И он выполнял свои обязанности не за страх, а за совесть. Хотя Мануэль Артиме был единственным членом фронта, с которым Хант был близок по своим философским взглядам, тем не менее он все делал, чтобы фронт не распался. Наблюдая Ханта в деле, я понял, что политикой движет не идеология, а чувство собственности. Фронт был в кармане у Ханта, и я вскоре обнаружил, что это имеет решающее значение.

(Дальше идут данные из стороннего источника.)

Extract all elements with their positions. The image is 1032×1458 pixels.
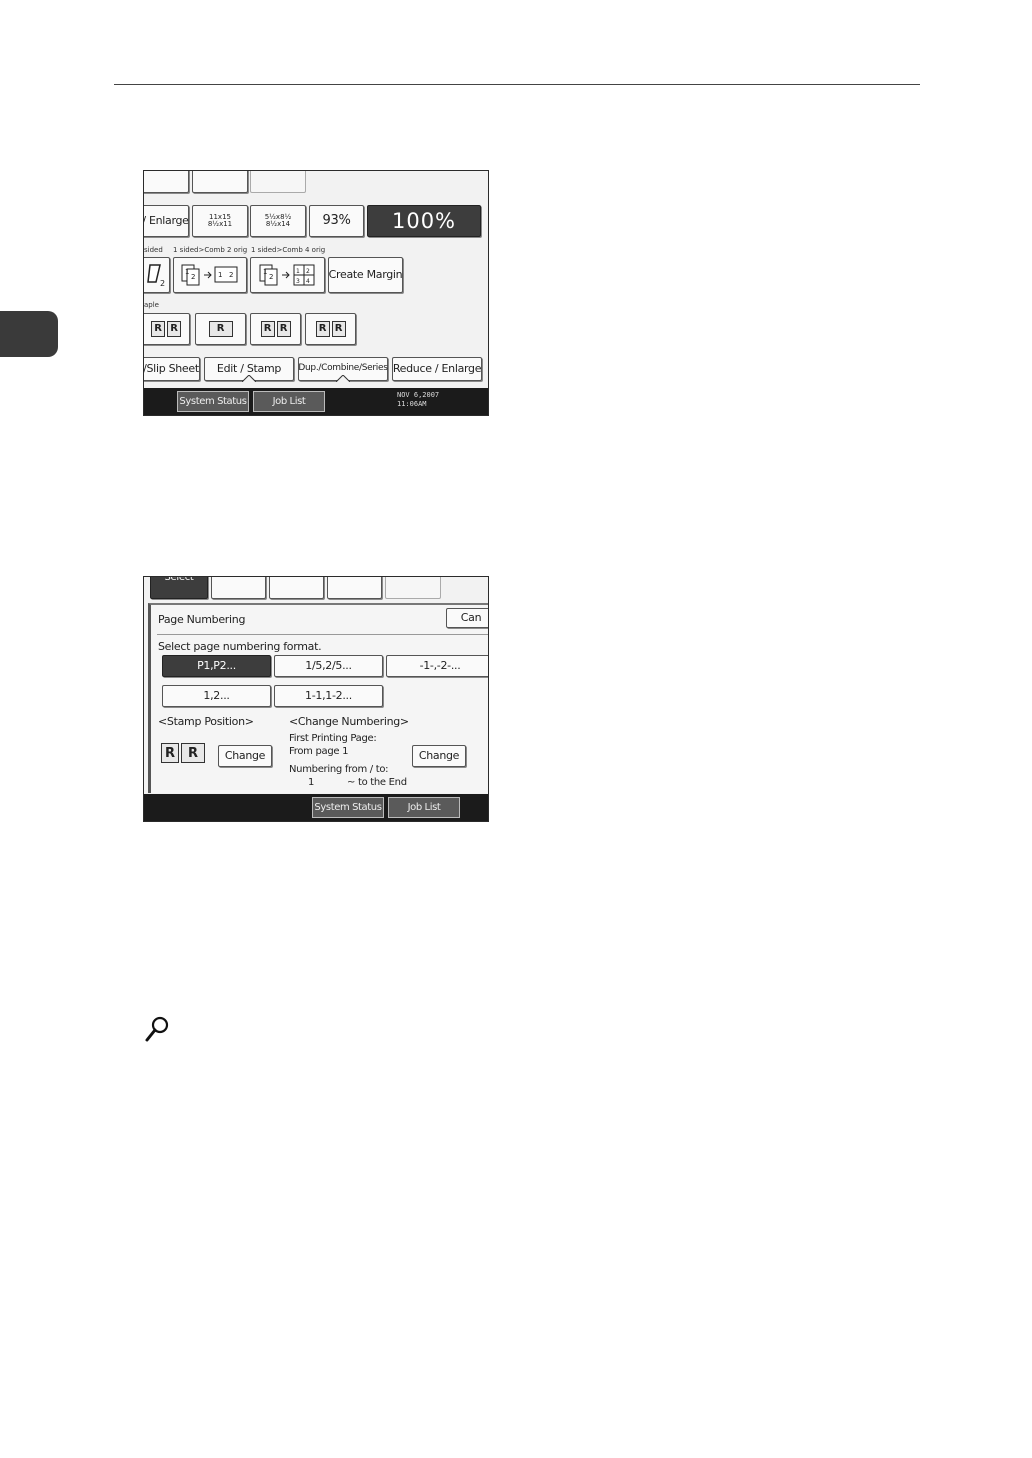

Обнаружил я также, что не только научился терпеть Тото Барбаро, но готов его защищать. Следует сказать, мне не требовалось подсказки отца, чтобы нацелить Шеви Фуэртеса на проверку банковских счетов Барбаро, и это принесло свои результаты. Шеви удалось выследить большие перемещения денег по банковским счетам Барбаро, и инстинкт не подвел Кэла: след поступлений и снятия денег со счетов стал указывать на майамскую лотерею, выигрышный номер в которой совпадал с котировкой кубинского песо. Среди эмигрантского сообщества преобладал слух, что эти цифры определяются в Гаване, с тем чтобы Траффиканте, заправлявший лотереей, мог заранее знать выигрышные номера, — недаром часть его доходов шла на оплату флоридских операций кубинской разведки. Если этот слух верен, то Траффиканте является не только важнейшим рычагом ЦРУ в предполагаемом убийстве Фиделя Кастро, но, возможно, и важнейшим агентом Кастро в Америке. Тото, в свою очередь, возможно, служит у Траффиканте кассиром, выплачивающим деньги кубинской разведке в Майами. И чем больше он требовал денег для освобождения Кубы, тем больше он работал на Кастро.